Il tedesco Henri Steinmetz, al suo esordio nel lungo, compone, con mirabile virtuosismo visivo, un trionfo barocco ed estetizzato sul Nulla, viaggio senza ragione e senza meta di cinque ragazzi che si amano, si odiano, si lasciano. Tra corse nei boschi, bagni in piscina, ozio in grandi ville abbandonate e vagabondaggi in città, in mezzo a un variegato quanto desolante bestiario umano, in capitoli che rimandano alla struttura da romanzo settecentesco, tra inquadrature dal gusto pittorico e movimenti di macchina compiaciuti, va in scena l’epopea assurda e grottesca di un gruppo di giovani allo sbando, il loro (non) racconto di (de)formazione in un mondo imprecisato e astratto, in un teatro dell’assurdo dove Beckett incontra un’estetica patinata da servizio di moda, e un’umanità viscerale fatta di corpi ansimanti e sangue si confonde a dinamiche surreali a lungo andare insostenibili.

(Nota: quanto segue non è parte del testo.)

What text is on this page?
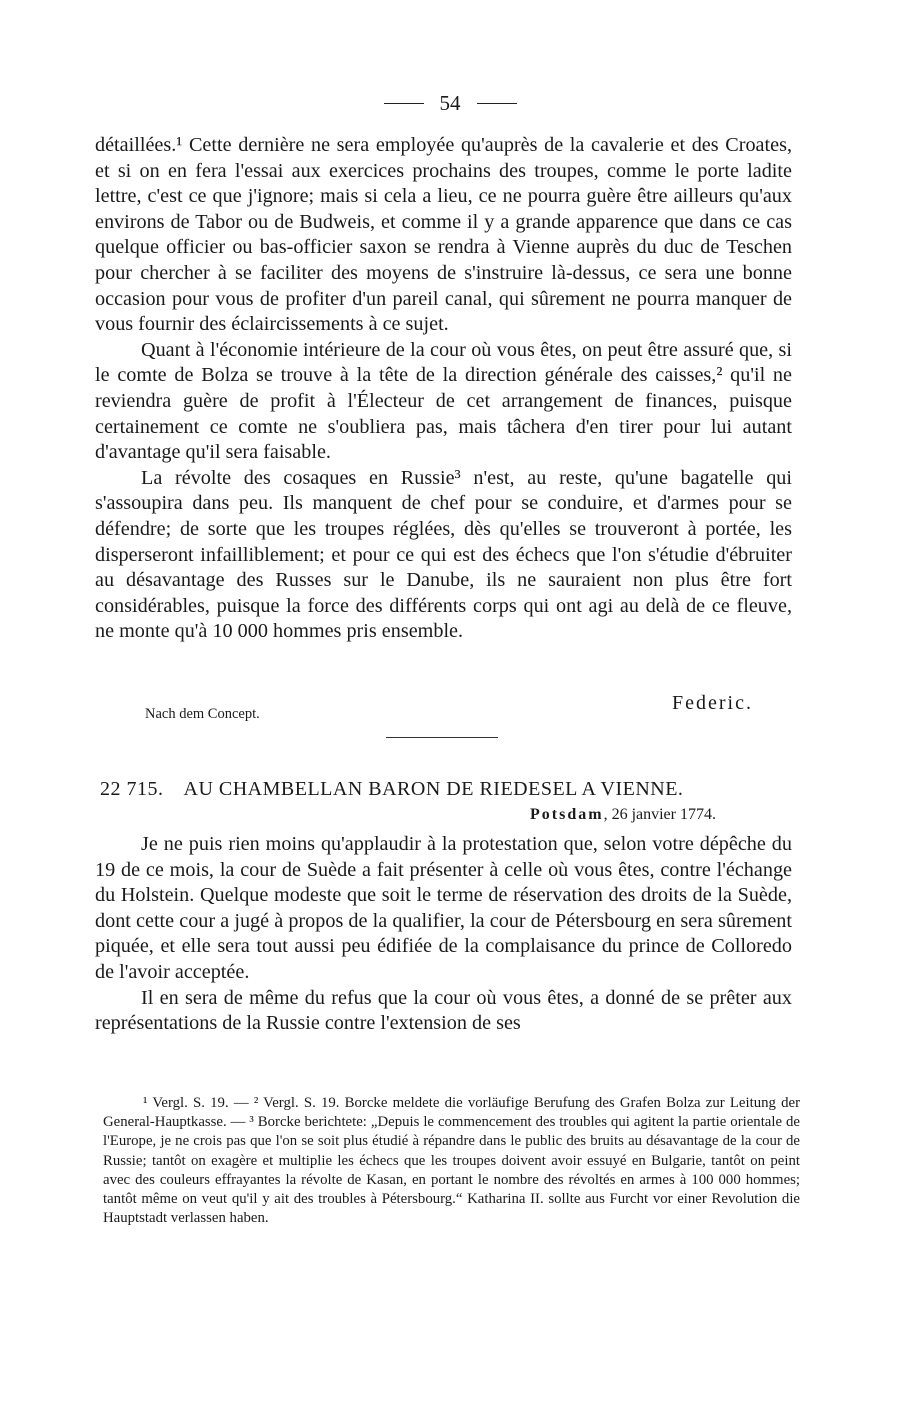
54

détaillées.¹ Cette dernière ne sera employée qu'auprès de la cavalerie et des Croates, et si on en fera l'essai aux exercices prochains des troupes, comme le porte ladite lettre, c'est ce que j'ignore; mais si cela a lieu, ce ne pourra guère être ailleurs qu'aux environs de Tabor ou de Budweis, et comme il y a grande apparence que dans ce cas quelque officier ou bas-officier saxon se rendra à Vienne auprès du duc de Teschen pour chercher à se faciliter des moyens de s'instruire là-dessus, ce sera une bonne occasion pour vous de profiter d'un pareil canal, qui sûrement ne pourra manquer de vous fournir des éclaircissements à ce sujet.

Quant à l'économie intérieure de la cour où vous êtes, on peut être assuré que, si le comte de Bolza se trouve à la tête de la direction générale des caisses,² qu'il ne reviendra guère de profit à l'Électeur de cet arrangement de finances, puisque certainement ce comte ne s'oubliera pas, mais tâchera d'en tirer pour lui autant d'avantage qu'il sera faisable.

La révolte des cosaques en Russie³ n'est, au reste, qu'une bagatelle qui s'assoupira dans peu. Ils manquent de chef pour se conduire, et d'armes pour se défendre; de sorte que les troupes réglées, dès qu'elles se trouveront à portée, les disperseront infailliblement; et pour ce qui est des échecs que l'on s'étudie d'ébruiter au désavantage des Russes sur le Danube, ils ne sauraient non plus être fort considérables, puisque la force des différents corps qui ont agi au delà de ce fleuve, ne monte qu'à 10 000 hommes pris ensemble.

Federic.
Nach dem Concept.
22 715. AU CHAMBELLAN BARON DE RIEDESEL A VIENNE.
Potsdam, 26 janvier 1774.

Je ne puis rien moins qu'applaudir à la protestation que, selon votre dépêche du 19 de ce mois, la cour de Suède a fait présenter à celle où vous êtes, contre l'échange du Holstein. Quelque modeste que soit le terme de réservation des droits de la Suède, dont cette cour a jugé à propos de la qualifier, la cour de Pétersbourg en sera sûrement piquée, et elle sera tout aussi peu édifiée de la complaisance du prince de Colloredo de l'avoir acceptée.

Il en sera de même du refus que la cour où vous êtes, a donné de se prêter aux représentations de la Russie contre l'extension de ses

¹ Vergl. S. 19. — ² Vergl. S. 19. Borcke meldete die vorläufige Berufung des Grafen Bolza zur Leitung der General-Hauptkasse. — ³ Borcke berichtete: „Depuis le commencement des troubles qui agitent la partie orientale de l'Europe, je ne crois pas que l'on se soit plus étudié à répandre dans le public des bruits au désavantage de la cour de Russie; tantôt on exagère et multiplie les échecs que les troupes doivent avoir essuyé en Bulgarie, tantôt on peint avec des couleurs effrayantes la révolte de Kasan, en portant le nombre des révoltés en armes à 100 000 hommes; tantôt même on veut qu'il y ait des troubles à Pétersbourg.“ Katharina II. sollte aus Furcht vor einer Revolution die Hauptstadt verlassen haben.
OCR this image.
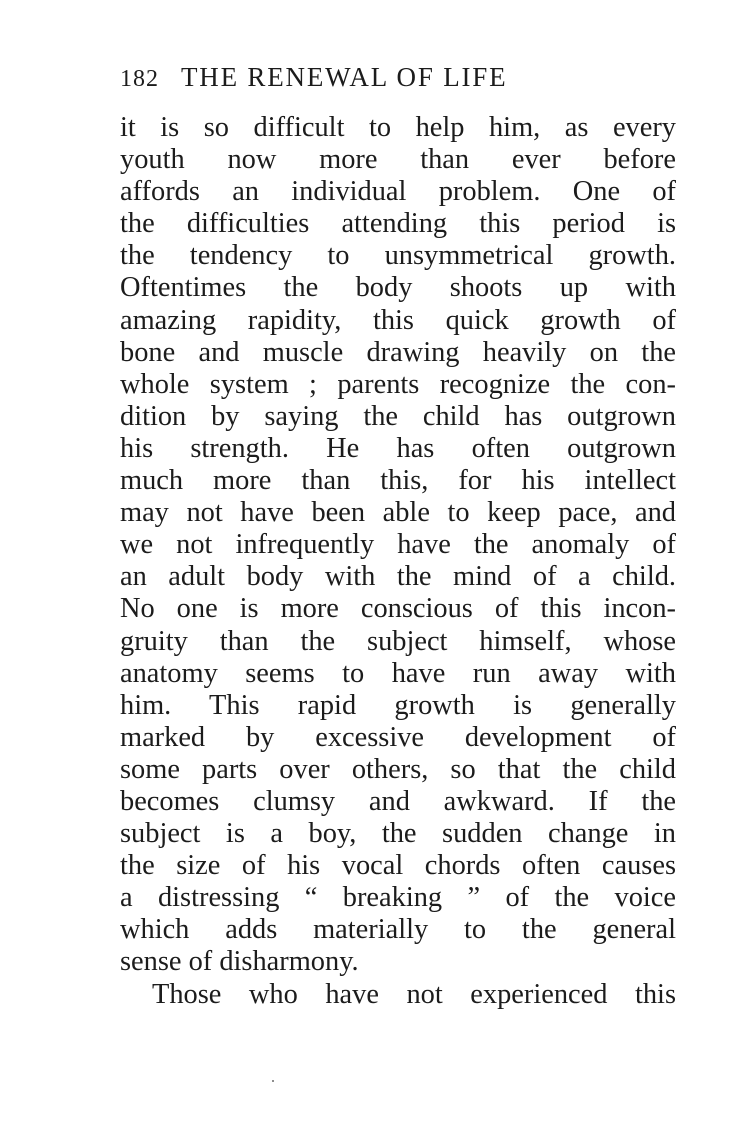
182 THE RENEWAL OF LIFE
it is so difficult to help him, as every
youth now more than ever before
affords an individual problem. One of
the difficulties attending this period is
the tendency to unsymmetrical growth.
Oftentimes the body shoots up with
amazing rapidity, this quick growth of
bone and muscle drawing heavily on the
whole system ; parents recognize the con-
dition by saying the child has outgrown
his strength. He has often outgrown
much more than this, for his intellect
may not have been able to keep pace, and
we not infrequently have the anomaly of
an adult body with the mind of a child.
No one is more conscious of this incon-
gruity than the subject himself, whose
anatomy seems to have run away with
him. This rapid growth is generally
marked by excessive development of
some parts over others, so that the child
becomes clumsy and awkward. If the
subject is a boy, the sudden change in
the size of his vocal chords often causes
a distressing “ breaking ” of the voice
which adds materially to the general
sense of disharmony.
Those who have not experienced this
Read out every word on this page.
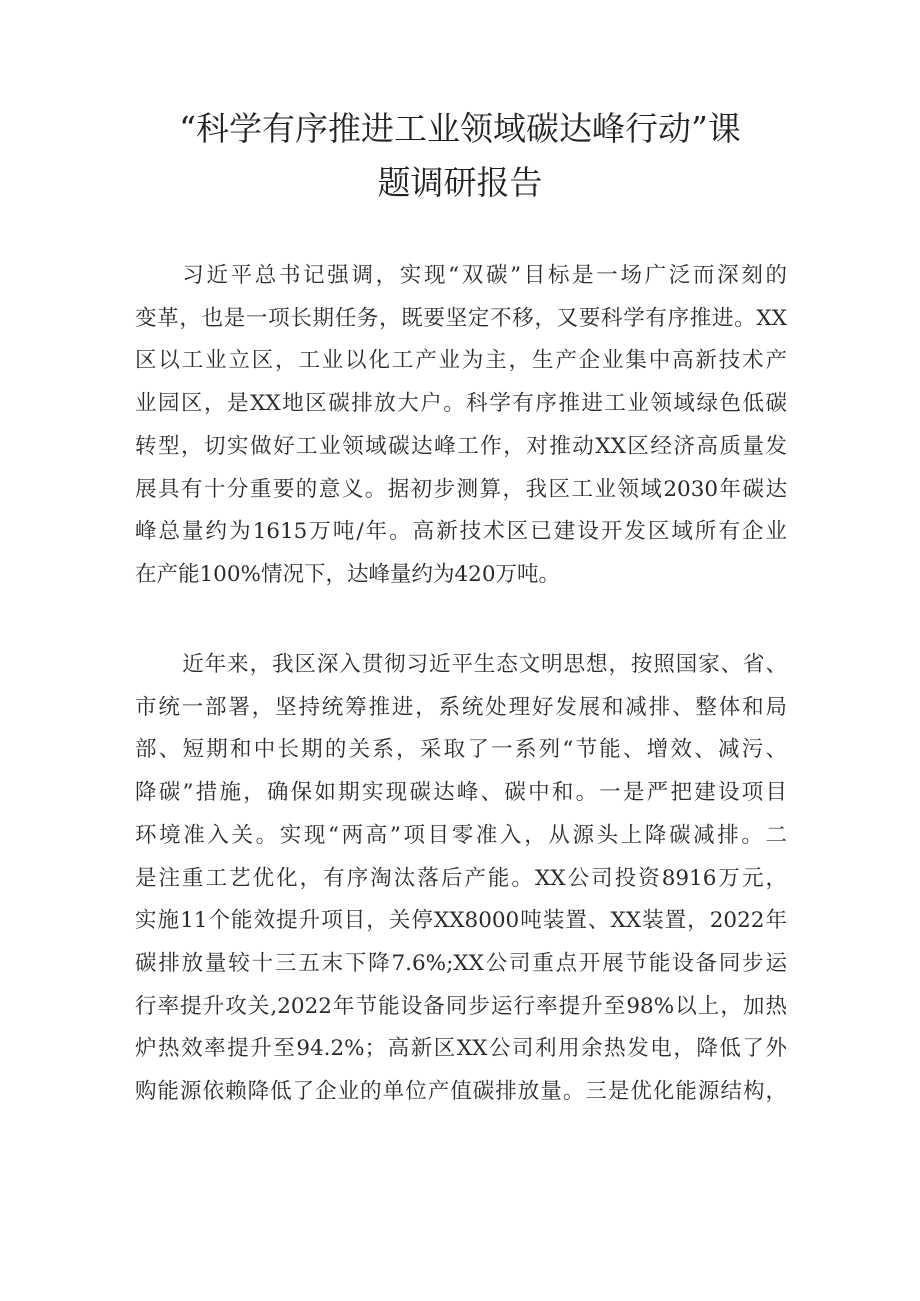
“科学有序推进工业领域碳达峰行动”课
题调研报告
习近平总书记强调，实现“双碳”目标是一场广泛而深刻的
变革，也是一项长期任务，既要坚定不移，又要科学有序推进。XX
区以工业立区，工业以化工产业为主，生产企业集中高新技术产
业园区，是XX地区碳排放大户。科学有序推进工业领域绿色低碳
转型，切实做好工业领域碳达峰工作，对推动XX区经济高质量发
展具有十分重要的意义。据初步测算，我区工业领域2030年碳达
峰总量约为1615万吨/年。高新技术区已建设开发区域所有企业
在产能100%情况下，达峰量约为420万吨。
近年来，我区深入贯彻习近平生态文明思想，按照国家、省、
市统一部署，坚持统筹推进，系统处理好发展和减排、整体和局
部、短期和中长期的关系，采取了一系列“节能、增效、减污、
降碳”措施，确保如期实现碳达峰、碳中和。一是严把建设项目
环境准入关。实现“两高”项目零准入，从源头上降碳减排。二
是注重工艺优化，有序淘汰落后产能。XX公司投资8916万元，
实施11个能效提升项目，关停XX8000吨装置、XX装置，2022年
碳排放量较十三五末下降7.6%;XX公司重点开展节能设备同步运
行率提升攻关,2022年节能设备同步运行率提升至98%以上，加热
炉热效率提升至94.2%；高新区XX公司利用余热发电，降低了外
购能源依赖降低了企业的单位产值碳排放量。三是优化能源结构，
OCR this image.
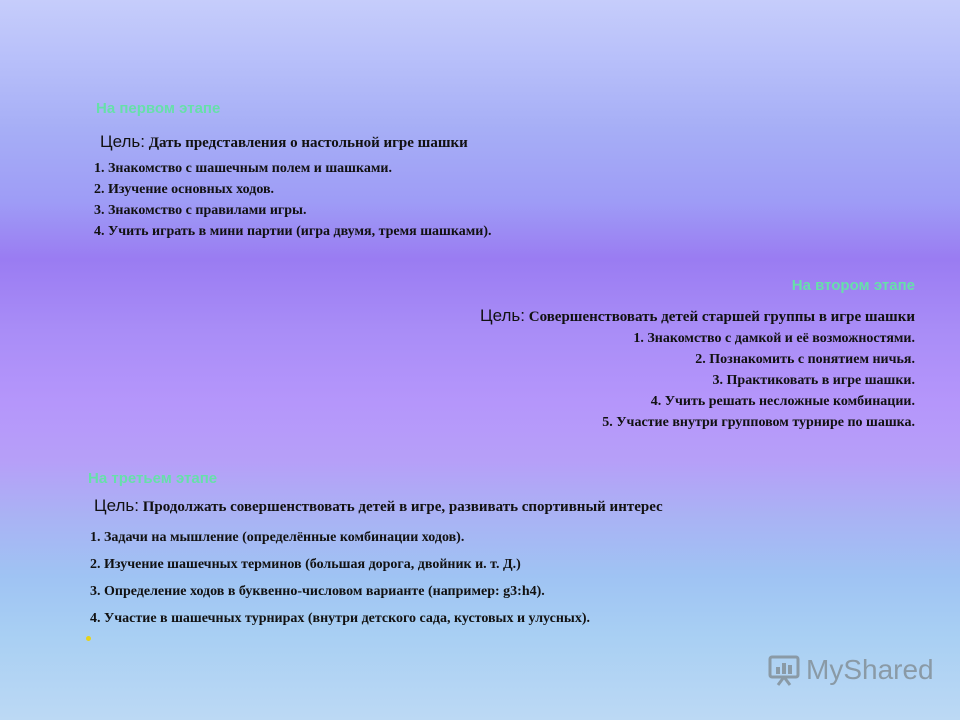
На первом этапе
Цель: Дать представления о настольной игре шашки
1. Знакомство с шашечным полем и шашками.
2. Изучение основных ходов.
3. Знакомство с правилами игры.
4. Учить играть в мини партии (игра двумя, тремя шашками).
На втором этапе
Цель: Совершенствовать детей старшей группы в игре шашки
1. Знакомство с дамкой и её возможностями.
2. Познакомить с понятием ничья.
3. Практиковать в игре шашки.
4. Учить решать несложные комбинации.
5. Участие внутри групповом турнире по шашка.
На третьем этапе
Цель: Продолжать совершенствовать детей в игре, развивать спортивный интерес
1. Задачи на мышление (определённые комбинации ходов).
2. Изучение шашечных терминов (большая дорога, двойник и. т. Д.)
3. Определение ходов в буквенно-числовом варианте (например: g3:h4).
4. Участие в шашечных турнирах (внутри детского сада, кустовых и улусных).
MyShared
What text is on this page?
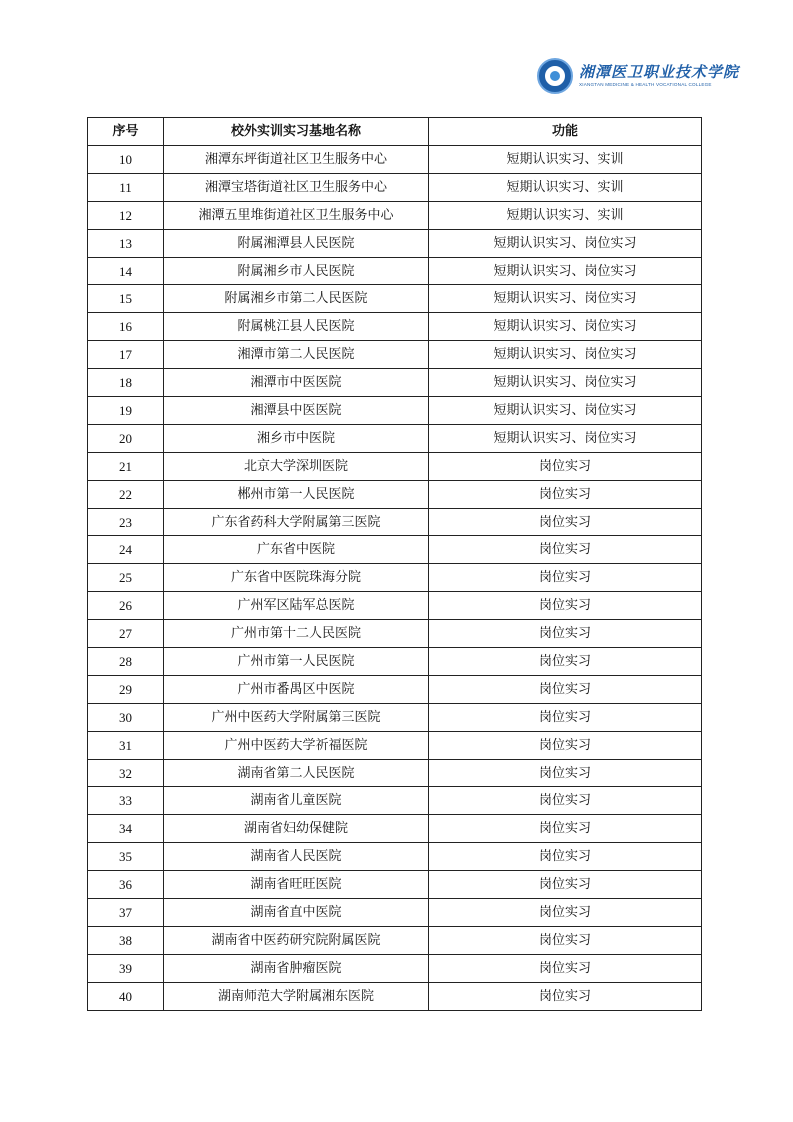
湘潭医卫职业技术学院
XIANGTAN MEDICINE & HEALTH VOCATIONAL COLLEGE
序号	校外实训实习基地名称	功能
10	湘潭东坪街道社区卫生服务中心	短期认识实习、实训
11	湘潭宝塔街道社区卫生服务中心	短期认识实习、实训
12	湘潭五里堆街道社区卫生服务中心	短期认识实习、实训
13	附属湘潭县人民医院	短期认识实习、岗位实习
14	附属湘乡市人民医院	短期认识实习、岗位实习
15	附属湘乡市第二人民医院	短期认识实习、岗位实习
16	附属桃江县人民医院	短期认识实习、岗位实习
17	湘潭市第二人民医院	短期认识实习、岗位实习
18	湘潭市中医医院	短期认识实习、岗位实习
19	湘潭县中医医院	短期认识实习、岗位实习
20	湘乡市中医院	短期认识实习、岗位实习
21	北京大学深圳医院	岗位实习
22	郴州市第一人民医院	岗位实习
23	广东省药科大学附属第三医院	岗位实习
24	广东省中医院	岗位实习
25	广东省中医院珠海分院	岗位实习
26	广州军区陆军总医院	岗位实习
27	广州市第十二人民医院	岗位实习
28	广州市第一人民医院	岗位实习
29	广州市番禺区中医院	岗位实习
30	广州中医药大学附属第三医院	岗位实习
31	广州中医药大学祈福医院	岗位实习
32	湖南省第二人民医院	岗位实习
33	湖南省儿童医院	岗位实习
34	湖南省妇幼保健院	岗位实习
35	湖南省人民医院	岗位实习
36	湖南省旺旺医院	岗位实习
37	湖南省直中医院	岗位实习
38	湖南省中医药研究院附属医院	岗位实习
39	湖南省肿瘤医院	岗位实习
40	湖南师范大学附属湘东医院	岗位实习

É arduo dare un giudizio che non sia netto a We Are Fine, nato, come potrebbe sembrare, proprio per provocare, proprio per suscitare, senza mezzi termini, fastidio o rapita gratificazione, odio o amore incondizionato.
Coi suoi silenzi sostenuti, i suoi personaggi imprevedibili e costantemente sopra le righe e un senso di afasia estenuante, We Are Fine gioca apertamente col suo pubblico, lo ipnotizza con le sue suggestioni stilistiche per poi spiazzarlo con uno straniamento distaccato e insofferente, con l’inconsistenza di una trama consapevolmente inutile.
Ecco allora come, alla resa dei conti, ogni immagine di cui sono composte queste scenette estrapolate da un contesto nebuloso, pur suggestive per potenza stilistica e trovate, tradisca una reale mancanza di idee, una vera forza espressiva che sia realmente capace di dar corpo a un sentimento e a un disagio tanto generazionale quanto esistenziale, al di là di un compiacimento formale convinto che basti mettere in scena la noia per fare un film su di essa.